The award-winning "success" of Atlanta students is now being recognized as a sham, as 178 teachers and principals — 82 of whom confessed — were caught fixing answers on the Criterion-Referenced Competency Test (CRCT).
The Atlanta Journal Constitution has the details:
Teachers and principals erased and corrected mistakes on students’ answer sheets.
Area superintendents silenced whistle-blowers and rewarded subordinates who met academic goals by any means possible.
Superintendent Beverly Hall and her top aides ignored, buried, destroyed or altered complaints about misconduct, claimed ignorance of wrongdoing and accused naysayers of failing to believe in poor children’s ability to learn.
Students in the Atlanta school system scored exceptionally high — or at least appeared to — on state curriculum tests over the years, so dramatically that they brought national acclaim to Atlanta's schools, teachers, and administrators. Now it turns out it was all a sham.
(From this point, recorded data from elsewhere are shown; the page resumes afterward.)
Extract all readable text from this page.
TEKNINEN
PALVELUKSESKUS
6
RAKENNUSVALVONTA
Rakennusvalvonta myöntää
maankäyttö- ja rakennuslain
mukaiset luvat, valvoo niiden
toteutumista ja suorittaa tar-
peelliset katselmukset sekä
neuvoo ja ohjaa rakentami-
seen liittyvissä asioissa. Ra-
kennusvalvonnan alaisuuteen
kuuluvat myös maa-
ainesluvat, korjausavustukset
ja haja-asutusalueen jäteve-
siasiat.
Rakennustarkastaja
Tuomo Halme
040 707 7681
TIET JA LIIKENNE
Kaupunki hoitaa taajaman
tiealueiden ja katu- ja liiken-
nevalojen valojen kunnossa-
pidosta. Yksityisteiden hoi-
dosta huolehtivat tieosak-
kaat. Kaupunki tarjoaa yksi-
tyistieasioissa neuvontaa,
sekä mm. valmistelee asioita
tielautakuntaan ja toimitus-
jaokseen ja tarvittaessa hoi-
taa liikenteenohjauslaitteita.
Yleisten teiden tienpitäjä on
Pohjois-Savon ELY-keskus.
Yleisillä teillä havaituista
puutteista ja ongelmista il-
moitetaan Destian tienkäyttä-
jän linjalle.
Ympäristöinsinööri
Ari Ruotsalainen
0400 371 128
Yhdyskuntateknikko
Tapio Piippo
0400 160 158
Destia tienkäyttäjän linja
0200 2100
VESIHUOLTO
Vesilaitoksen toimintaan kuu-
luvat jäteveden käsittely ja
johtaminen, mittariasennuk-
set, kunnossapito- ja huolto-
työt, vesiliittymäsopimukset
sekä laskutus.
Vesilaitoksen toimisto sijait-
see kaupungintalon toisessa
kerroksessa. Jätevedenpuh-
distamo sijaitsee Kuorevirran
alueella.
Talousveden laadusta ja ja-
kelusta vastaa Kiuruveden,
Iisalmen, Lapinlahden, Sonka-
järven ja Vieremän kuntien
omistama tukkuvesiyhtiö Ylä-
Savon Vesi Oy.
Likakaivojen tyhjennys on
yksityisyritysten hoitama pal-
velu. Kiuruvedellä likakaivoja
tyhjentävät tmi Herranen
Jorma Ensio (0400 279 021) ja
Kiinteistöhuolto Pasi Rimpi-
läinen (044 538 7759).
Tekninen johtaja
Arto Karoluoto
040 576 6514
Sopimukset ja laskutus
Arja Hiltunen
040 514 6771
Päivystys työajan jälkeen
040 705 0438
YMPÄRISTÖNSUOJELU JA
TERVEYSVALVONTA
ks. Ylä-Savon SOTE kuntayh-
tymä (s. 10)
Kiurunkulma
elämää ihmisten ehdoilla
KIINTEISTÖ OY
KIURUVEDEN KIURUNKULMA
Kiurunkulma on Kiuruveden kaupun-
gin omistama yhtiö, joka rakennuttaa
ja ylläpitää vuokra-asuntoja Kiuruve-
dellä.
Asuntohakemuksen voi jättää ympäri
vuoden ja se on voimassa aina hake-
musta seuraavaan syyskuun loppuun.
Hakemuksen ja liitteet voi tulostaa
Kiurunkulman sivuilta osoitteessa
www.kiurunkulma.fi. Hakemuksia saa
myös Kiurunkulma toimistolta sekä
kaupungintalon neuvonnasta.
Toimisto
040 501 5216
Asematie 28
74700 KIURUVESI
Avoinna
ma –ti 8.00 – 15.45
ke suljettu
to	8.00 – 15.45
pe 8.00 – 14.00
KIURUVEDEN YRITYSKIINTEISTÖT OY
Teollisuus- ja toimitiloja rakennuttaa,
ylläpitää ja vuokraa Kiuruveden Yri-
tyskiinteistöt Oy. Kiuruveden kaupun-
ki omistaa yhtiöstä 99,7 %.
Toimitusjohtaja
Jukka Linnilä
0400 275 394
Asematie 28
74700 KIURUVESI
It’s no wonder Superintendent Beverly Hall was named the 2009 National Superintendent of the Year, and it’s no wonder she retired on June 30, just days before the report’s release. Student test scores soared throughout her tenure, while she received hundreds of thousands of dollars in bonuses, along with local and national applause — because of so-called "improvements" in Atlanta student test scores.
According to her lawyer, Hall "most definitely did not know of any widespread cheating." But the report’s allegations appear conclusive. It stated,
In many ways, the community was duped by Dr. Hall. While the district had rampant cheating, community leaders were unaware of the misconduct in the district. She abused the trust they placed in her.
Hall became a subject of adoration and made herself the focus rather than the children … Her image became more important than reality.
The Atlanta investigation uncovered the anxiety among teachers who were intimidated and threatened by principals and administrators. A third-grade teacher confessed to investigators, "There are ways that APS [Atlanta Public Schools] can get back at you [if you do not participate in cheating]. APS is run like a mob." The report unearthed a "culture of fear, intimidation and retaliation" that coerced teachers into giving students the correct answers and changing wrong answers on standardized tests.
The scandal first came to light when the state found abnormal spikes in test scores and an excessive amount of erasure marks on students’ answer sheets. In one school, faculty even held weekend pizza parties specifically to correct students’ wrong answers. Though the teachers’ actions should not go unpunished, unyielding pressure from administrators and other teachers made the temptation to cheat difficult to resist. "We were told to get these scores by any means necessary," asserted Sidnye Fells, a fourth grade teacher. "We were told our jobs were on the line."
The Christian Science Monitor added this from the report:
One of the most troubling aspects of the Atlanta cheating scandal, says the report, is that the district repeatedly refused to properly investigate or take responsibility for the cheating. Moreover, the central office told some principals not to cooperate with investigators. In one case, an administrator instructed employees to tell investigators to "go to hell." When teachers tried to alert authorities, they were labeled "disgruntled." One principal opened an ethics investigation against a whistle-blower.
Investigations will continue over the next few months. As lawmakers and experts debate the issue, some believe that the progressive dependency on standardized testing — and its founding father, the No Child Left Behind Act — may wane.
This report has uncovered what may be the biggest education scandal in American history. Analysts make note of the fact that, even though teachers and administrators were the cheaters, in the end, the students are inevitably the losers.